The buyers were always wealthy white men who were insatiable in their appetite to inflict pain. I numbed myself, circling my life as if it belonged to someone else. I became a spectator of the abuse. This is happening to some other little girl, the evil one, who needed to be punished, I told myself. I created a wall, so I could live on the light side, be the good one and continue without pain.
Finally, my mom came home from the hospital in a wheelchair. I was too terrified and ashamed to reveal the abuse, but she sensed something was wrong. She listened to her intuition and fired my nanny.
The exploitation ended suddenly, but my shame did not. No matter how much I accomplished in life, I was still haunted by his lie about me, “Worthless, worthless, worthless.”
I lived for many years concealing the secret of my trauma. What I witnessed felt unspeakable.
Faced with an abusive boyfriend as an adult, I sought out help from a brilliant counselor specializing in sexual violence and resolving developmental trauma. It was there, with her, that I finally felt safe enough to admit what had happened to me — beyond the domestic abuse— and find my healing path.

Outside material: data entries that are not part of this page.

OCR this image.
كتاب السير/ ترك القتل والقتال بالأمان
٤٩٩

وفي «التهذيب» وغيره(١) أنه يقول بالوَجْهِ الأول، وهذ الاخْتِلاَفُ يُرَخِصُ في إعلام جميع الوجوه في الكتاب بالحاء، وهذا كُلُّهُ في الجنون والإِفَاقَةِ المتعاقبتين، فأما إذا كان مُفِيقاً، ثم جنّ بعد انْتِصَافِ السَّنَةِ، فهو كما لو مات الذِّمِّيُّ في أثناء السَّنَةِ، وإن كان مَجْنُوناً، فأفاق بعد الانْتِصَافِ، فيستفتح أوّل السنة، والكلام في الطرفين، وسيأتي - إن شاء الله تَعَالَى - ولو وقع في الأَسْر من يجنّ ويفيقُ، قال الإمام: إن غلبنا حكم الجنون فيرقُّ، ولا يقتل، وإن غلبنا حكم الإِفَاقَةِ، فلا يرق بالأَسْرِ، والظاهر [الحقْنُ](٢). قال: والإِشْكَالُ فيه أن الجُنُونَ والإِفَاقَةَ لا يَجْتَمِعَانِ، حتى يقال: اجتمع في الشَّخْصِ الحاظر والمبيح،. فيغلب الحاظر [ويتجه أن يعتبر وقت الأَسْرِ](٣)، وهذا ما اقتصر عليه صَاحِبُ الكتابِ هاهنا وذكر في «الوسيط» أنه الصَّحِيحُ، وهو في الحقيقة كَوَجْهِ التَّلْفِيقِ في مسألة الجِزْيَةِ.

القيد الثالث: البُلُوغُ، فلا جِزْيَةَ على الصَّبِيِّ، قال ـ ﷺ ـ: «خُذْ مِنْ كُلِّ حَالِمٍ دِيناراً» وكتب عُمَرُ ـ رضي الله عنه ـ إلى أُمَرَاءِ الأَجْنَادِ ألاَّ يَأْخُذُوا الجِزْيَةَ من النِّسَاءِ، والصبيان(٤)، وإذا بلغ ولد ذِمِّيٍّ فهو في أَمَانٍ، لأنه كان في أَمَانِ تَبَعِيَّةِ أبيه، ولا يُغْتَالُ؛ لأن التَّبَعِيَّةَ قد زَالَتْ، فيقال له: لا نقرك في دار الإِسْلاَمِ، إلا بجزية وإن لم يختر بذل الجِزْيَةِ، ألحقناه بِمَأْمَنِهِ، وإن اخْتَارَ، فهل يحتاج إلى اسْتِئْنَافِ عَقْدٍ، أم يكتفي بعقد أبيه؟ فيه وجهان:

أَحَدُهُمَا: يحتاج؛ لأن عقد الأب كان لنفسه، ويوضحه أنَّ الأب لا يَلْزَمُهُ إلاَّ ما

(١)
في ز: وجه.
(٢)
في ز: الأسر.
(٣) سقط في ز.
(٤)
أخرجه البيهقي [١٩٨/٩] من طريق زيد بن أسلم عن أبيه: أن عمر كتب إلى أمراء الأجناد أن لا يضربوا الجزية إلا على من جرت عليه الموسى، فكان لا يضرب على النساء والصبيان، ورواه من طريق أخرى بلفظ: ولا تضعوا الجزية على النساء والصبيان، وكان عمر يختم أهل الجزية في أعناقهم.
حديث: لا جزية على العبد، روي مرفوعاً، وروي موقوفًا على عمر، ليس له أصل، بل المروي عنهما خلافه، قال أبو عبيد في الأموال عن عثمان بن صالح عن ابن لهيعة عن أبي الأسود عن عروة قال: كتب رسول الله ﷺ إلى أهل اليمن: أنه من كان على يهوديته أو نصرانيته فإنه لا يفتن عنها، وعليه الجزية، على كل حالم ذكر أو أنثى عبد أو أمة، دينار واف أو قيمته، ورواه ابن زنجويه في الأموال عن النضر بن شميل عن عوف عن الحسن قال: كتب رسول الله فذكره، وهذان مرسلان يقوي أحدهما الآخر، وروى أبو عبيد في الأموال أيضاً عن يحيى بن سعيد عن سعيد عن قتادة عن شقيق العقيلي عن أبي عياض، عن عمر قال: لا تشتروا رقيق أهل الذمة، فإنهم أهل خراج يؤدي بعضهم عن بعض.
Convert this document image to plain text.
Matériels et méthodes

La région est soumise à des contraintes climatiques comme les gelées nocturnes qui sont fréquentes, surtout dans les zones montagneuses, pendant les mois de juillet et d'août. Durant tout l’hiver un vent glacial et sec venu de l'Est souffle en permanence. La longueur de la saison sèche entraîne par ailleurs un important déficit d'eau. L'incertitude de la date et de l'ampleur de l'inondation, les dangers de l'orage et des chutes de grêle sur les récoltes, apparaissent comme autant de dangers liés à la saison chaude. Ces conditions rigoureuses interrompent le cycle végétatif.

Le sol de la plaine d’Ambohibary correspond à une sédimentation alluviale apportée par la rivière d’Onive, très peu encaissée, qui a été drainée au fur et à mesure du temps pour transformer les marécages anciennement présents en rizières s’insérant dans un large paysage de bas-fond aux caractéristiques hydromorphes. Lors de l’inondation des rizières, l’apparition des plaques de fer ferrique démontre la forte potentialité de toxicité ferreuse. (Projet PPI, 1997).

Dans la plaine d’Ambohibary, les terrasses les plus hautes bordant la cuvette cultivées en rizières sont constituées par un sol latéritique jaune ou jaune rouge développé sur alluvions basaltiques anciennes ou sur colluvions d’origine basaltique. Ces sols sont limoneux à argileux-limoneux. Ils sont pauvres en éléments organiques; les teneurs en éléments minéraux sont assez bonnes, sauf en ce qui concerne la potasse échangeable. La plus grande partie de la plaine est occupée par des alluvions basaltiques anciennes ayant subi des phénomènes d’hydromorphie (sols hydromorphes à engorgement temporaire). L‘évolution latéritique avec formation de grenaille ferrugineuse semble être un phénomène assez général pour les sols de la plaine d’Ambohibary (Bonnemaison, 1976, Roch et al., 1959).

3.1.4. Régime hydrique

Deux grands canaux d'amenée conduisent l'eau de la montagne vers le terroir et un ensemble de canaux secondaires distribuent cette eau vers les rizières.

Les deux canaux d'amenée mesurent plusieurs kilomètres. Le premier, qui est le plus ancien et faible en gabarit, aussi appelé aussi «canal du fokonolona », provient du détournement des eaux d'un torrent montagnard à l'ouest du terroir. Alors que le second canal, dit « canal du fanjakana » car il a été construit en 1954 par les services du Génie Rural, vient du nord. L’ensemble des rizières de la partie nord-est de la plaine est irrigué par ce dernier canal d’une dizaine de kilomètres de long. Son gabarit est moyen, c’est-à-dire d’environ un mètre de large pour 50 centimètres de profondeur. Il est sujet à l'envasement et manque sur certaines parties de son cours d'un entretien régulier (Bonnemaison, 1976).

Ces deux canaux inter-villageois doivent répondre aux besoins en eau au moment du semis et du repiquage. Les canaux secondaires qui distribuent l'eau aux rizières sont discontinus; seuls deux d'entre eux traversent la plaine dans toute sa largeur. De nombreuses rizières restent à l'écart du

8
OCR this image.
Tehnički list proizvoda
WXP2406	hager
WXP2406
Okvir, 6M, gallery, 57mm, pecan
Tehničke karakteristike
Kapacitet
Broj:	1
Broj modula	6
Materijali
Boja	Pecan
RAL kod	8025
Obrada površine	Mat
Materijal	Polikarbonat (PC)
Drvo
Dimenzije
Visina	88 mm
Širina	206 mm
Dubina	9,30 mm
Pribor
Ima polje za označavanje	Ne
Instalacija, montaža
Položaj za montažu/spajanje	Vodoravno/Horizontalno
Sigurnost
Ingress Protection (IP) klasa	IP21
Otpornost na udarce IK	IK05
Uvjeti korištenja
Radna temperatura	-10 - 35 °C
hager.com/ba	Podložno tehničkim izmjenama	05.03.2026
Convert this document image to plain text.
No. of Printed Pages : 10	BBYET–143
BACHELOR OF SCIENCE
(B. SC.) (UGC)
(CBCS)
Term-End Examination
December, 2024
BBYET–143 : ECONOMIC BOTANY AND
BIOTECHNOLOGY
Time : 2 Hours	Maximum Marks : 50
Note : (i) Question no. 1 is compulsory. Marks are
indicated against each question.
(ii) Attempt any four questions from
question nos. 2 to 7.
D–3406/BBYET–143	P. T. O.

Eventually, through therapy, an inspiring community of other survivors, and my own creative expression through poetry and music, I found my way back to my original worth. But my recovery has also given me a greater understanding of sex trafficking and how it’s perpetuated.
We live in a culture where women and girls are reduced to sexual commodities, where sexual and domestic violence are not aberrations. For many of us, they are rites of passage, the training ground for internalizing our own oppression.
Child sex trafficking is part of this continuum of violence. It is rape for profit. The appearance of consent is merely a performance the child must enact to survive. Even if a child is actively trading sex for money, food or shelter to survive, this still qualifies as statutory rape. There is no such thing as a child sex worker or child prostitute. There is only child rape.
It is easy to blame those who profit from the exploitation of children — as well we should. But they are not the whole problem. In a country where one out of six American women are survivors of sexual assault and one out of four women are survivors of domestic violence, traffickers are simply monetizing a culture that normalizes violence against women and girls at epidemic rates. This brutal reality along with the pervasive cult of victim-blaming has created the perfect marketplace for the buying and selling of children.
In my work as an advocate, I’ve learned that facing the truth is the beginning of freedom. To be free, we have to bring everything into the light, so our shame and our secrets no longer have power over us. As survivors, we may never see our perpetrators held accountable for their crimes, but we are creating our own justice. Our justice is to overcome, to know our worth, to rise up as leaders, transforming pain into the power of compassion.